Question: Create a descriptive statistics table for age, male, bid, and malaysian variables using gtsummary.

Steps:

1.  Install and load the `gtsummary` package.

2.  Create a subset of the data with the selected variables (Note: Select any five variables).

3.  Use the `tbl_summary()` function to compute and display the descriptive statistics.

4.  Stratify by any other selected variable.

Solution:

```{r}
# Step 1
#install.packages("gtsummary")
library(gtsummary)

# Step 2, 3 & 4
df_subset <- c19_df %>% 
  select(age, male, bid, malaysian) %>% 
  tbl_summary(by = malaysian)
```

### **Task 3: Inferential statistics using `rstatix`**

Question: Test if there is a significant difference in age between males and females using the t-test.

Steps:

1.  Install and load the `rstatix` package.

2.  Filter the dataset to remove missing values in the "age" and "male" columns.

3.  Recode the "male" variable to factor.

4.  Conduct a t-test to compare the means.

Solution:

```{r}
# Step 1
#install.packages("rstatix")
library(rstatix)

# Step 2
c19_df <- c19_df %>% filter(!is.na(age), !is.na(male))

# Step 3
c19_df$male <- factor(c19_df$male, levels = c(0, 1), labels = c("Female", "Male"))

# Step 4
c19_df %>% t_test(age ~ male)
```

### **Task 4: Inferential statistics using `gtsummary`**

Question: Test if there is a significant difference in age between Malaysians and non-Malaysians using the t-test, and present the results in a table using gtsummary.

Steps:

1.  Recode the "malaysian" variable to factor (Tip: Use the factor function).

2.  Use the `tbl_summary()` function to present the results.

Solution:

```{r}
# Step 1
c19_df$malaysian <- factor(c19_df$malaysian, levels = c(0, 1), labels = c("Non-Malaysian", "Malaysian"))

# Step 2
t_test_result <- c19_df %>% 
  select(age, malaysian) %>%                 # keep variables of interest
  tbl_summary(                               # produce summary table
    statistic = age ~ "{mean} ({sd})",       # specify what statistics to show
    by = malaysian) %>%                      # specify the grouping variable
  add_p(age ~ "t.test") 
t_test_result
```

### **Task 5: Correlations using `corrr`**

Question: Compute the correlation between age, male, bid, and malaysian variables, and represent it in a correlation plot (Note: The selection of categorical variables is by design- just to practice the selection and presentation)

Steps:

1.  Install and load the `corrr` package.

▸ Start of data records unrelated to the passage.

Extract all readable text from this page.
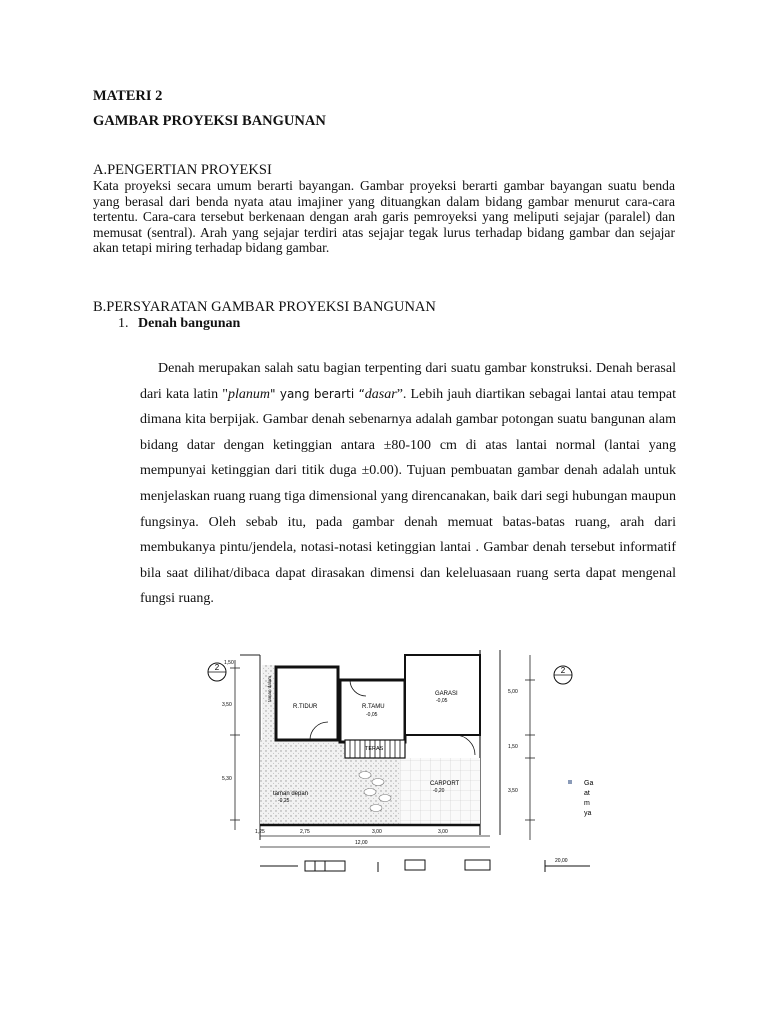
MATERI 2
GAMBAR PROYEKSI BANGUNAN
A.PENGERTIAN PROYEKSI
Kata proyeksi secara umum berarti bayangan. Gambar proyeksi berarti gambar bayangan suatu benda yang berasal dari benda nyata atau imajiner yang dituangkan dalam bidang gambar menurut cara-cara tertentu. Cara-cara tersebut berkenaan dengan arah garis pemroyeksi yang meliputi sejajar (paralel) dan memusat (sentral). Arah yang sejajar terdiri atas sejajar tegak lurus terhadap bidang gambar dan sejajar akan tetapi miring terhadap bidang gambar.
B.PERSYARATAN GAMBAR PROYEKSI BANGUNAN
1. Denah bangunan
Denah merupakan salah satu bagian terpenting dari suatu gambar konstruksi. Denah berasal dari kata latin "planum" yang berarti “dasar”. Lebih jauh diartikan sebagai lantai atau tempat dimana kita berpijak. Gambar denah sebenarnya adalah gambar potongan suatu bangunan alam bidang datar dengan ketinggian antara ±80-100 cm di atas lantai normal (lantai yang mempunyai ketinggian dari titik duga ±0.00). Tujuan pembuatan gambar denah adalah untuk menjelaskan ruang ruang tiga dimensional yang direncanakan, baik dari segi hubungan maupun fungsinya. Oleh sebab itu, pada gambar denah memuat batas-batas ruang, arah dari membukanya pintu/jendela, notasi-notasi ketinggian lantai . Gambar denah tersebut informatif bila saat dilihat/dibaca dapat dirasakan dimensi dan keleluasaan ruang serta dapat mengenal fungsi ruang.
2	2
R.TIDUR	R.TAMU
-0,05
GARASI
-0,05
TERAS
CARPORT
-0,20
taman depan
-0,25
taman dalam
1,50
3,50
5,30
5,00
1,50
3,50
1,25	2,75	3,00	3,00
12,00
20,00
Ga
at
m
ya
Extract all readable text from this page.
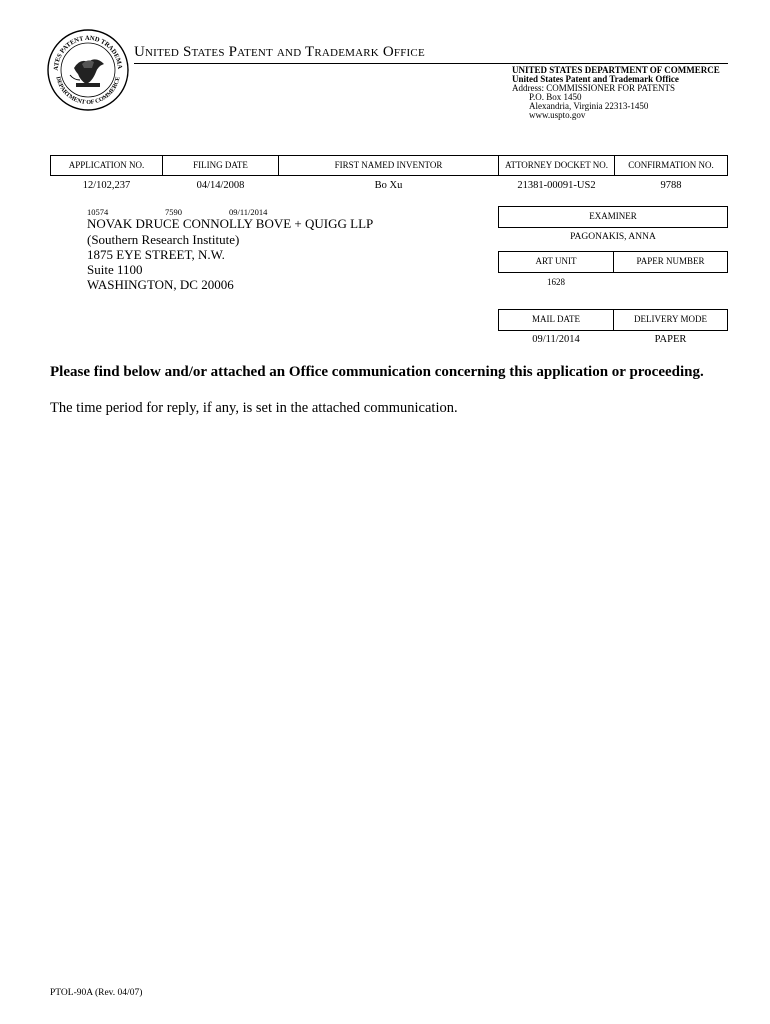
ATES PATENT AND TRADEMA
DEPARTMENT OF COMMERCE
United States Patent and Trademark Office
UNITED STATES DEPARTMENT OF COMMERCE
United States Patent and Trademark Office
Address: COMMISSIONER FOR PATENTS
P.O. Box 1450
Alexandria, Virginia 22313-1450
www.uspto.gov
APPLICATION NO.	FILING DATE	FIRST NAMED INVENTOR	ATTORNEY DOCKET NO.	CONFIRMATION NO.
12/102,237	04/14/2008	Bo Xu	21381-00091-US2	9788
10574	7590	09/11/2014
NOVAK DRUCE CONNOLLY BOVE + QUIGG LLP
(Southern Research Institute)
1875 EYE STREET, N.W.
Suite 1100
WASHINGTON, DC 20006
EXAMINER
PAGONAKIS, ANNA
ART UNIT	PAPER NUMBER
1628
MAIL DATE	DELIVERY MODE
09/11/2014	PAPER
Please find below and/or attached an Office communication concerning this application or proceeding.
The time period for reply, if any, is set in the attached communication.
PTOL-90A (Rev. 04/07)
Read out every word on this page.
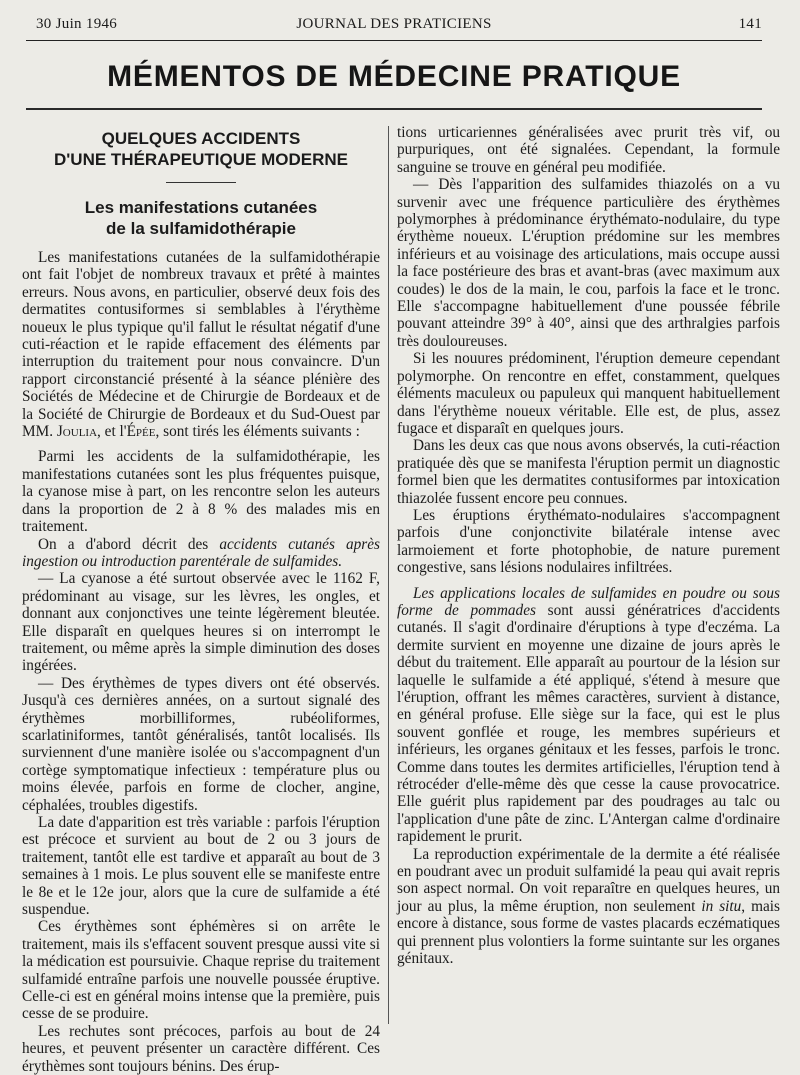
30 Juin 1946	JOURNAL DES PRATICIENS	141
MÉMENTOS DE MÉDECINE PRATIQUE
QUELQUES ACCIDENTS
D'UNE THÉRAPEUTIQUE MODERNE
Les manifestations cutanées
de la sulfamidothérapie

Les manifestations cutanées de la sulfamidothérapie ont fait l'objet de nombreux travaux et prêté à maintes erreurs. Nous avons, en particulier, observé deux fois des dermatites contusiformes si semblables à l'érythème noueux le plus typique qu'il fallut le résultat négatif d'une cuti-réaction et le rapide effacement des éléments par interruption du traitement pour nous convaincre. D'un rapport circonstancié présenté à la séance plénière des Sociétés de Médecine et de Chirurgie de Bordeaux et de la Société de Chirurgie de Bordeaux et du Sud-Ouest par MM. Joulia, et l'Épée, sont tirés les éléments suivants :

Parmi les accidents de la sulfamidothérapie, les manifestations cutanées sont les plus fréquentes puisque, la cyanose mise à part, on les rencontre selon les auteurs dans la proportion de 2 à 8 % des malades mis en traitement.

On a d'abord décrit des accidents cutanés après ingestion ou introduction parentérale de sulfamides.

— La cyanose a été surtout observée avec le 1162 F, prédominant au visage, sur les lèvres, les ongles, et donnant aux conjonctives une teinte légèrement bleutée. Elle disparaît en quelques heures si on interrompt le traitement, ou même après la simple diminution des doses ingérées.

— Des érythèmes de types divers ont été observés. Jusqu'à ces dernières années, on a surtout signalé des érythèmes morbilliformes, rubéoliformes, scarlatiniformes, tantôt généralisés, tantôt localisés. Ils surviennent d'une manière isolée ou s'accompagnent d'un cortège symptomatique infectieux : température plus ou moins élevée, parfois en forme de clocher, angine, céphalées, troubles digestifs.

La date d'apparition est très variable : parfois l'éruption est précoce et survient au bout de 2 ou 3 jours de traitement, tantôt elle est tardive et apparaît au bout de 3 semaines à 1 mois. Le plus souvent elle se manifeste entre le 8e et le 12e jour, alors que la cure de sulfamide a été suspendue.

Ces érythèmes sont éphémères si on arrête le traitement, mais ils s'effacent souvent presque aussi vite si la médication est poursuivie. Chaque reprise du traitement sulfamidé entraîne parfois une nouvelle poussée éruptive. Celle-ci est en général moins intense que la première, puis cesse de se produire.

Les rechutes sont précoces, parfois au bout de 24 heures, et peuvent présenter un caractère différent. Ces érythèmes sont toujours bénins. Des érup-

tions urticariennes généralisées avec prurit très vif, ou purpuriques, ont été signalées. Cependant, la formule sanguine se trouve en général peu modifiée.

— Dès l'apparition des sulfamides thiazolés on a vu survenir avec une fréquence particulière des érythèmes polymorphes à prédominance érythémato-nodulaire, du type érythème noueux. L'éruption prédomine sur les membres inférieurs et au voisinage des articulations, mais occupe aussi la face postérieure des bras et avant-bras (avec maximum aux coudes) le dos de la main, le cou, parfois la face et le tronc. Elle s'accompagne habituellement d'une poussée fébrile pouvant atteindre 39° à 40°, ainsi que des arthralgies parfois très douloureuses.

Si les nouures prédominent, l'éruption demeure cependant polymorphe. On rencontre en effet, constamment, quelques éléments maculeux ou papuleux qui manquent habituellement dans l'érythème noueux véritable. Elle est, de plus, assez fugace et disparaît en quelques jours.

Dans les deux cas que nous avons observés, la cuti-réaction pratiquée dès que se manifesta l'éruption permit un diagnostic formel bien que les dermatites contusiformes par intoxication thiazolée fussent encore peu connues.

Les éruptions érythémato-nodulaires s'accompagnent parfois d'une conjonctivite bilatérale intense avec larmoiement et forte photophobie, de nature purement congestive, sans lésions nodulaires infiltrées.

Les applications locales de sulfamides en poudre ou sous forme de pommades sont aussi génératrices d'accidents cutanés. Il s'agit d'ordinaire d'éruptions à type d'eczéma. La dermite survient en moyenne une dizaine de jours après le début du traitement. Elle apparaît au pourtour de la lésion sur laquelle le sulfamide a été appliqué, s'étend à mesure que l'éruption, offrant les mêmes caractères, survient à distance, en général profuse. Elle siège sur la face, qui est le plus souvent gonflée et rouge, les membres supérieurs et inférieurs, les organes génitaux et les fesses, parfois le tronc. Comme dans toutes les dermites artificielles, l'éruption tend à rétrocéder d'elle-même dès que cesse la cause provocatrice. Elle guérit plus rapidement par des poudrages au talc ou l'application d'une pâte de zinc. L'Antergan calme d'ordinaire rapidement le prurit.

La reproduction expérimentale de la dermite a été réalisée en poudrant avec un produit sulfamidé la peau qui avait repris son aspect normal. On voit reparaître en quelques heures, un jour au plus, la même éruption, non seulement in situ, mais encore à distance, sous forme de vastes placards eczématiques qui prennent plus volontiers la forme suintante sur les organes génitaux.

2.  Create a subset of the data with the selected variables.

3.  Compute the correlation matrix (Note: Try ?network_plot and see how this can be used)

```{r}
# Step 1
#install.packages("corrr")
library(corrr)

# Step 2
df_subset <- c19_df %>% select(age, male, bid, malaysian)

# Step 3
correlation_matrix <- df_subset %>% correlate()

# Step 4
correlation_matrix %>% network_plot()

```

![](/images/network_plot-1.png){fig-align="center"}

This would be the outcome if anything was highly correlated in our data.